At thirty Mum went to Victoria for a holiday and married my father at Holy Trinity Church, Maryborough, and they honeymooned at Ballarat. They lived at Bendigo for a short while and then bought an apple orchard at Arthur’s Creek. It was the depression, the years were hard, and they went broke. During this time myself, my brother Bruce and sister Joan were born. I remember those days as happy, idyllic and full of fun. We had one of the only radios in the district, and Mum and Dad and the neighbours played ping-pong at night and listened to very crackly cricket and Mum made bacon and egg pies for supper. They also owned an old A-model Ford they’d rescued out of someone’s chook yard. They went to church at the local Union Church and played tennis at the courts opposite it.

This was the great capacity of our mother: even if it was tough you recited poetry and got on with the job. She was encouraged as a child to learn poetry, she recited poetry to her children growing up, and she still recited poetry in her old age.

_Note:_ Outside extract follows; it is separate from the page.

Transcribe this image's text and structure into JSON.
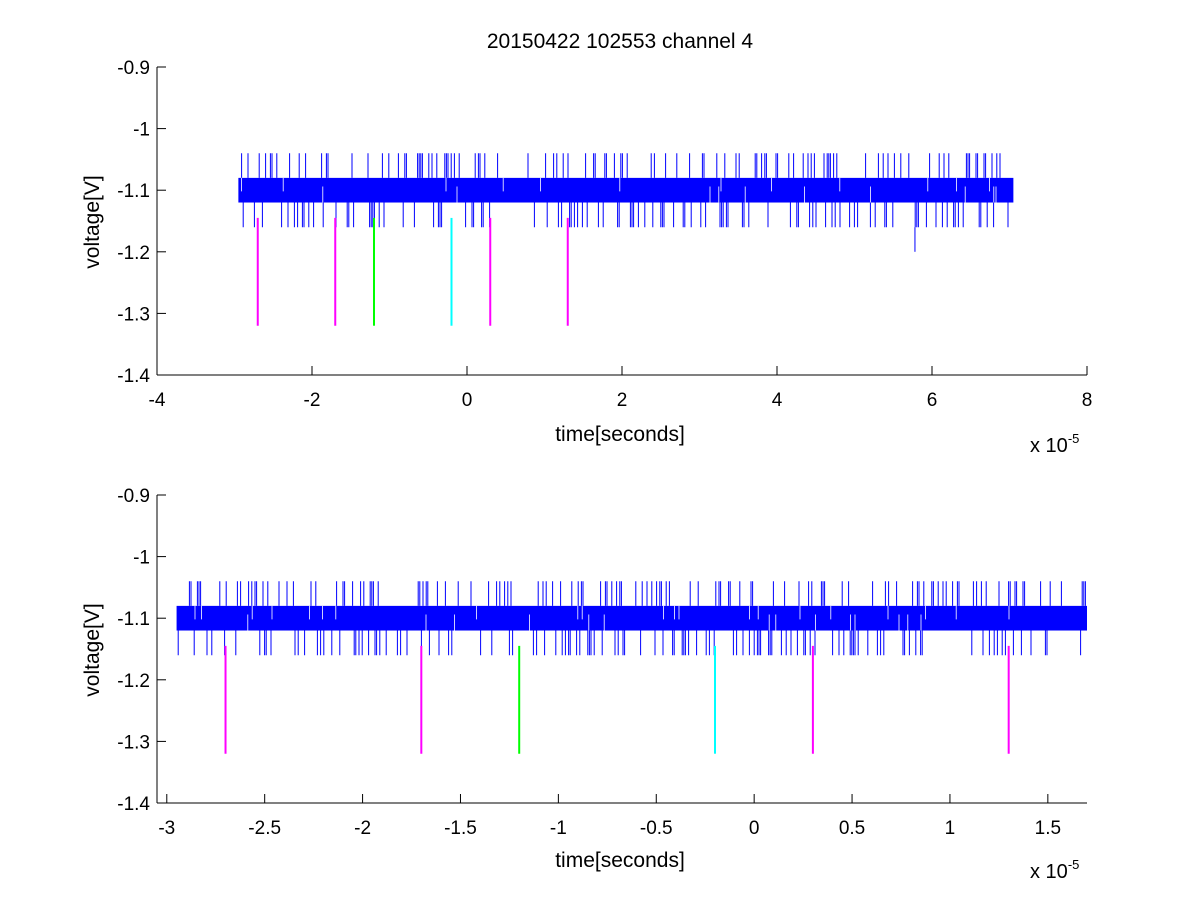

They taught us to love the bush and the bush animals and plants.

When my mother’s stepfather Owen Conduit died in 1936, it was decided my parents would move back to live with my grandmother at Lane Cove. Soon after their return we were baptised in the old St Andrew’s, which Mum had seen built in her earlier years by Mr. Kendine. My brother Allan was born in 1939 just after black Friday when we had sat on our front veranda and watched a bush fire trying to burn down Lane Cove shopping Centre. Beverly was born during the war. Dad was away both in Australia and the Pacific in the army, so Mum and Grandma brought us up.

This continued after the war for a while as Dad was away working for Paynter and Dixon in Melbourne and Brisbane. In 1955 while on holidays they were involved in a car accident and Mum was shockingly injured with multiple fractures and she spent months in bed. She had to learn to walk again and to do household chores, which she did with great tenacity. During these years they were very involved with St Andrew’s. Dad was on the vestry and Mum was a parish visitor, and they were both involved in the building of the new St Andrew’s and Rectory. Both worked on the cleaning roster.

After my father died in 1974 Mum became somewhat of a recluse because of her declining health; she gave up travelling completely and gradually went out less and less. She kept her interests in art and Australian history, read the Herald and the National Geographic and dabbled fairly successfully in the stock exchange [1], she took a keen interest in her 5 children and their families, 21 grandchildren and 28 great grandchildren and, I think, was a bit bewildered by her 2 great-great-grandchildren. She saved all sorts of bits of memorabilia about her descendants. She loved her family to visit and my English cousin Cathie said to me on her visit to Australia it’s always a party when I go to Aunt Elsie’s. We certainly all remember endless cups of tea. Mum’s solution to any problem was, Let’s make a cup of tea.

Mum was a strong-willed woman and we were always reminded we were children and not to step over boundaries, which didn’t always make the last nine years easy, with her failing health and loss of eyesight. She said to me 18 months ago, things haven’t worked out like I thought they would, but it’s just up to me to lie here and let the sea wash over me and make the best of it [2]. She was kind and thoughtful, and I have heard her ask the staff at Lynvale when they brought her a meal, if they had something to eat also. The last words my family can remember her saying were God bless you All.

Footnotes

[1] There are interests I haven’t talked about such as her love of the garden at 53 — home to so many of us.

[2] Mum had never realised her last illness would be 5 years long, requiring 24 hour nursing and always hoped she would get better and go home.